As a junior in 2003, Nnabuife had a breakout season and became one of the top defensive football players in Conference USA. After being moved from safety to linebacker, he led the 2003 SMU Mustangs football team with 80 tackles and was named the team's Defensive MVP. He also earned honorable mention All-Conference honors. In a November 2003 game against Nevada, Nnabuife tied an NCAA record with two fumble returns for touchdown in the same game—one for 95 yards and another for 17 yards. Both fumble returns against Nevada came in the third quarter. The record was set while Nnabuife was playing in only his second game at linebacker, and the 95-yard fumble return also set a school record for the longest fumble return. Nnabuife also had 12 tackles and returned an interception for a touchdown against Boise State in 2003. In SMU's 2003 game against Rice, Nnabuife had a team-season-high 17 tackles.

In July 2005, College Football News named Nnabuife to its pre-season All-Conference USA team at the defensive end position. The publication ranked Nnabuife as the 14th best player in Conference USA. In his senior year, Nnabuife recorded 53 total tackles and tied for first on team with four interceptions for team-high 119 in return yards.

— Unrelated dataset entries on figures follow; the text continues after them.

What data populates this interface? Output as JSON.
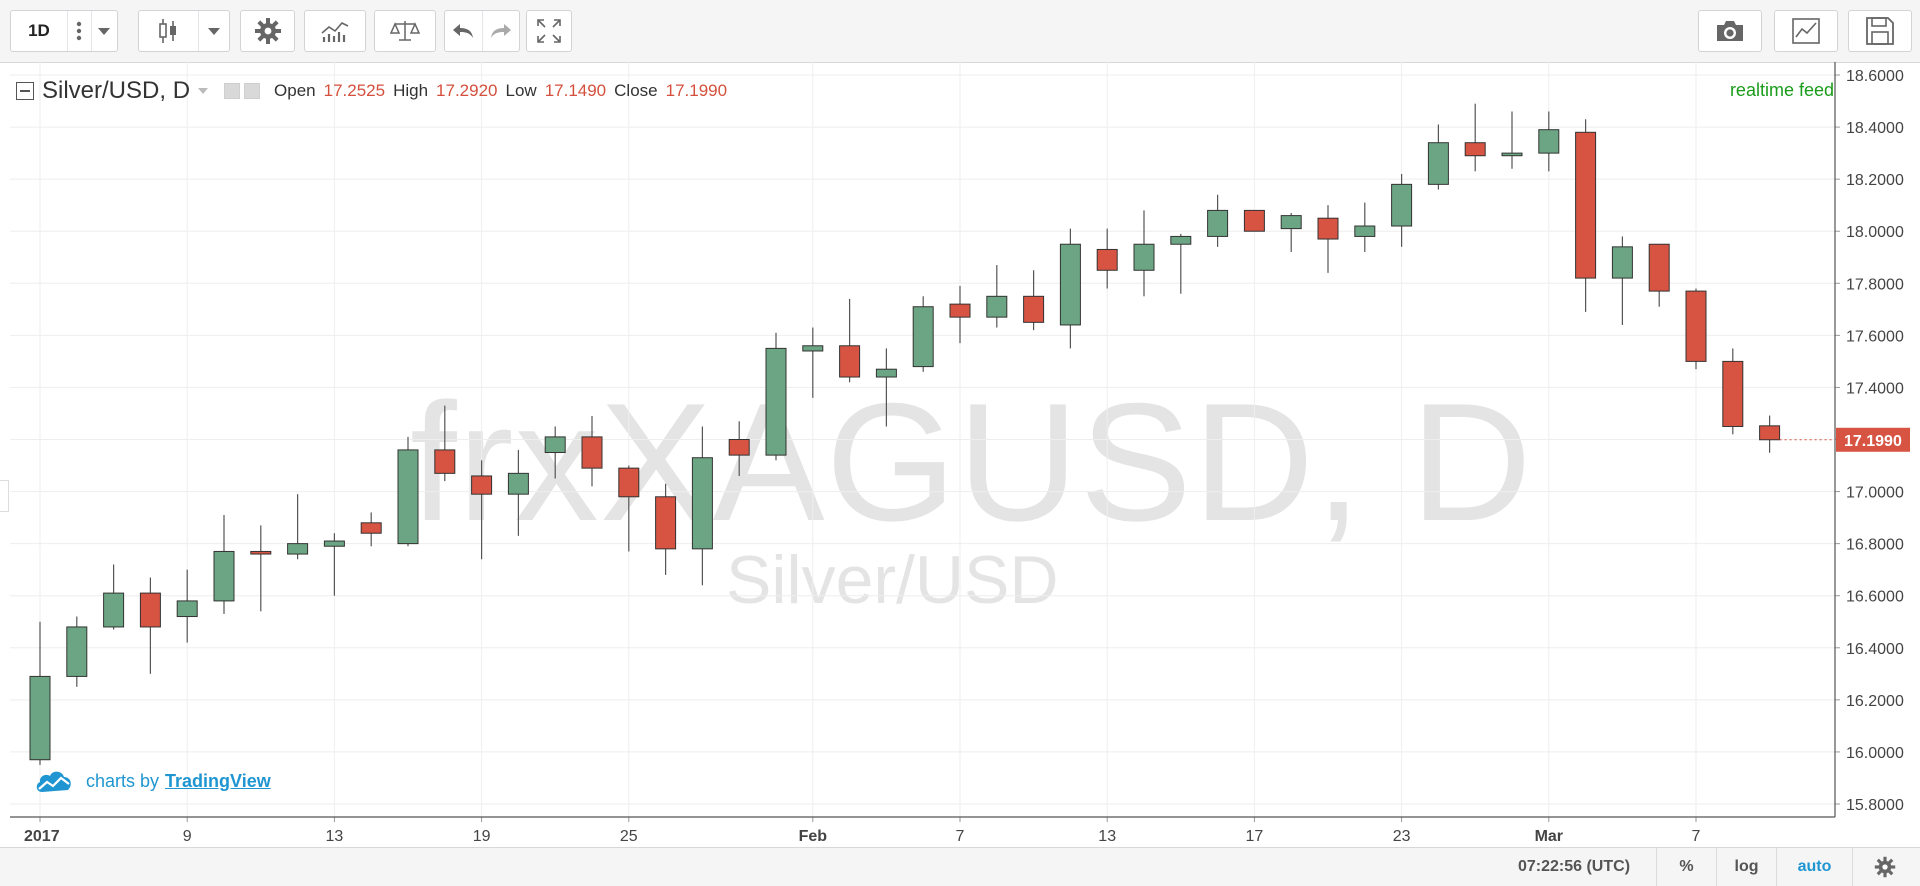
{
  "toolbar": {
    "interval_label": "1D",
    "icons": [
      "more-vertical-icon",
      "chevron-down-icon",
      "candlestick-icon",
      "chevron-down-icon",
      "gear-icon",
      "indicators-icon",
      "compare-scale-icon",
      "undo-icon",
      "redo-icon",
      "fullscreen-icon",
      "camera-icon",
      "chart-template-icon",
      "save-icon"
    ]
  },
  "legend": {
    "symbol": "Silver/USD, D",
    "open_label": "Open",
    "open_value": "17.2525",
    "high_label": "High",
    "high_value": "17.2920",
    "low_label": "Low",
    "low_value": "17.1490",
    "close_label": "Close",
    "close_value": "17.1990"
  },
  "feed_status": "realtime feed",
  "watermark": {
    "main": "frxXAGUSD, D",
    "sub": "Silver/USD"
  },
  "credit": {
    "prefix": "charts by",
    "brand": "TradingView",
    "icon": "tradingview-cloud-icon"
  },
  "status_bar": {
    "time": "07:22:56 (UTC)",
    "percent": "%",
    "log": "log",
    "auto": "auto",
    "settings_icon": "gear-icon"
  },
  "colors": {
    "up": "#6ba583",
    "down": "#d75442",
    "wick": "#555555",
    "grid": "#eeeeee",
    "price_tag": "#d75442",
    "accent": "#1f96d1"
  },
  "chart_data": {
    "type": "candlestick",
    "ylim": [
      15.75,
      18.65
    ],
    "y_ticks": [
      "15.8000",
      "16.0000",
      "16.2000",
      "16.4000",
      "16.6000",
      "16.8000",
      "17.0000",
      "17.2000",
      "17.4000",
      "17.6000",
      "17.8000",
      "18.0000",
      "18.2000",
      "18.4000",
      "18.6000"
    ],
    "x_ticks": [
      {
        "i": 0,
        "label": "2017",
        "bold": true
      },
      {
        "i": 4,
        "label": "9"
      },
      {
        "i": 8,
        "label": "13"
      },
      {
        "i": 12,
        "label": "19"
      },
      {
        "i": 16,
        "label": "25"
      },
      {
        "i": 21,
        "label": "Feb",
        "bold": true
      },
      {
        "i": 25,
        "label": "7"
      },
      {
        "i": 29,
        "label": "13"
      },
      {
        "i": 33,
        "label": "17"
      },
      {
        "i": 37,
        "label": "23"
      },
      {
        "i": 41,
        "label": "Mar",
        "bold": true
      },
      {
        "i": 45,
        "label": "7"
      }
    ],
    "last_price": "17.1990",
    "candles": [
      {
        "o": 15.97,
        "h": 16.5,
        "l": 15.95,
        "c": 16.29
      },
      {
        "o": 16.29,
        "h": 16.52,
        "l": 16.25,
        "c": 16.48
      },
      {
        "o": 16.48,
        "h": 16.72,
        "l": 16.47,
        "c": 16.61
      },
      {
        "o": 16.61,
        "h": 16.67,
        "l": 16.3,
        "c": 16.48
      },
      {
        "o": 16.52,
        "h": 16.7,
        "l": 16.42,
        "c": 16.58
      },
      {
        "o": 16.58,
        "h": 16.91,
        "l": 16.53,
        "c": 16.77
      },
      {
        "o": 16.77,
        "h": 16.87,
        "l": 16.54,
        "c": 16.76
      },
      {
        "o": 16.76,
        "h": 16.99,
        "l": 16.74,
        "c": 16.8
      },
      {
        "o": 16.79,
        "h": 16.84,
        "l": 16.6,
        "c": 16.81
      },
      {
        "o": 16.88,
        "h": 16.92,
        "l": 16.79,
        "c": 16.84
      },
      {
        "o": 16.8,
        "h": 17.21,
        "l": 16.79,
        "c": 17.16
      },
      {
        "o": 17.16,
        "h": 17.33,
        "l": 17.04,
        "c": 17.07
      },
      {
        "o": 17.06,
        "h": 17.12,
        "l": 16.74,
        "c": 16.99
      },
      {
        "o": 16.99,
        "h": 17.16,
        "l": 16.83,
        "c": 17.07
      },
      {
        "o": 17.15,
        "h": 17.25,
        "l": 17.05,
        "c": 17.21
      },
      {
        "o": 17.21,
        "h": 17.29,
        "l": 17.02,
        "c": 17.09
      },
      {
        "o": 17.09,
        "h": 17.1,
        "l": 16.77,
        "c": 16.98
      },
      {
        "o": 16.98,
        "h": 17.03,
        "l": 16.68,
        "c": 16.78
      },
      {
        "o": 16.78,
        "h": 17.25,
        "l": 16.64,
        "c": 17.13
      },
      {
        "o": 17.2,
        "h": 17.27,
        "l": 17.06,
        "c": 17.14
      },
      {
        "o": 17.14,
        "h": 17.61,
        "l": 17.12,
        "c": 17.55
      },
      {
        "o": 17.54,
        "h": 17.63,
        "l": 17.36,
        "c": 17.56
      },
      {
        "o": 17.56,
        "h": 17.74,
        "l": 17.42,
        "c": 17.44
      },
      {
        "o": 17.44,
        "h": 17.55,
        "l": 17.25,
        "c": 17.47
      },
      {
        "o": 17.48,
        "h": 17.75,
        "l": 17.46,
        "c": 17.71
      },
      {
        "o": 17.72,
        "h": 17.79,
        "l": 17.57,
        "c": 17.67
      },
      {
        "o": 17.67,
        "h": 17.87,
        "l": 17.63,
        "c": 17.75
      },
      {
        "o": 17.75,
        "h": 17.85,
        "l": 17.62,
        "c": 17.65
      },
      {
        "o": 17.64,
        "h": 18.01,
        "l": 17.55,
        "c": 17.95
      },
      {
        "o": 17.93,
        "h": 18.01,
        "l": 17.78,
        "c": 17.85
      },
      {
        "o": 17.85,
        "h": 18.08,
        "l": 17.75,
        "c": 17.95
      },
      {
        "o": 17.95,
        "h": 17.99,
        "l": 17.76,
        "c": 17.98
      },
      {
        "o": 17.98,
        "h": 18.14,
        "l": 17.94,
        "c": 18.08
      },
      {
        "o": 18.08,
        "h": 18.08,
        "l": 18.0,
        "c": 18.0
      },
      {
        "o": 18.01,
        "h": 18.07,
        "l": 17.92,
        "c": 18.06
      },
      {
        "o": 18.05,
        "h": 18.1,
        "l": 17.84,
        "c": 17.97
      },
      {
        "o": 17.98,
        "h": 18.11,
        "l": 17.92,
        "c": 18.02
      },
      {
        "o": 18.02,
        "h": 18.22,
        "l": 17.94,
        "c": 18.18
      },
      {
        "o": 18.18,
        "h": 18.41,
        "l": 18.16,
        "c": 18.34
      },
      {
        "o": 18.34,
        "h": 18.49,
        "l": 18.23,
        "c": 18.29
      },
      {
        "o": 18.29,
        "h": 18.46,
        "l": 18.24,
        "c": 18.3
      },
      {
        "o": 18.3,
        "h": 18.46,
        "l": 18.23,
        "c": 18.39
      },
      {
        "o": 18.38,
        "h": 18.43,
        "l": 17.69,
        "c": 17.82
      },
      {
        "o": 17.82,
        "h": 17.98,
        "l": 17.64,
        "c": 17.94
      },
      {
        "o": 17.95,
        "h": 17.95,
        "l": 17.71,
        "c": 17.77
      },
      {
        "o": 17.77,
        "h": 17.78,
        "l": 17.47,
        "c": 17.5
      },
      {
        "o": 17.5,
        "h": 17.55,
        "l": 17.22,
        "c": 17.25
      },
      {
        "o": 17.2525,
        "h": 17.292,
        "l": 17.149,
        "c": 17.199
      }
    ]
  }
}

In May 2006, Nnabuife signed as an undrafted free agent with the Oakland Raiders. After being released by Oakland, he signed with the Green Bay Packers in October 2006 and became part of the team's practice squad. He made his first big play with the Packers when he intercepted a forward pass deep thrown deep downfield by quarterback Aaron Rodgers. However, he did not play in any regular season games with the Packers and in February 2007 the Packers allocated him to the Cologne Centurions of the NFL Europe. Nnabuife made the roster of the Centurions for the 2007 season. In September 2007, Nnabuife was released by the Packers organization.

His younger brother Bryant Nnabuife played college football for Blinn College (2007) and the University of California, Berkeley (2008–2010). He also play professional football for the Arizona Cardinals, Toronto Argonauts and the Spokane Shocks.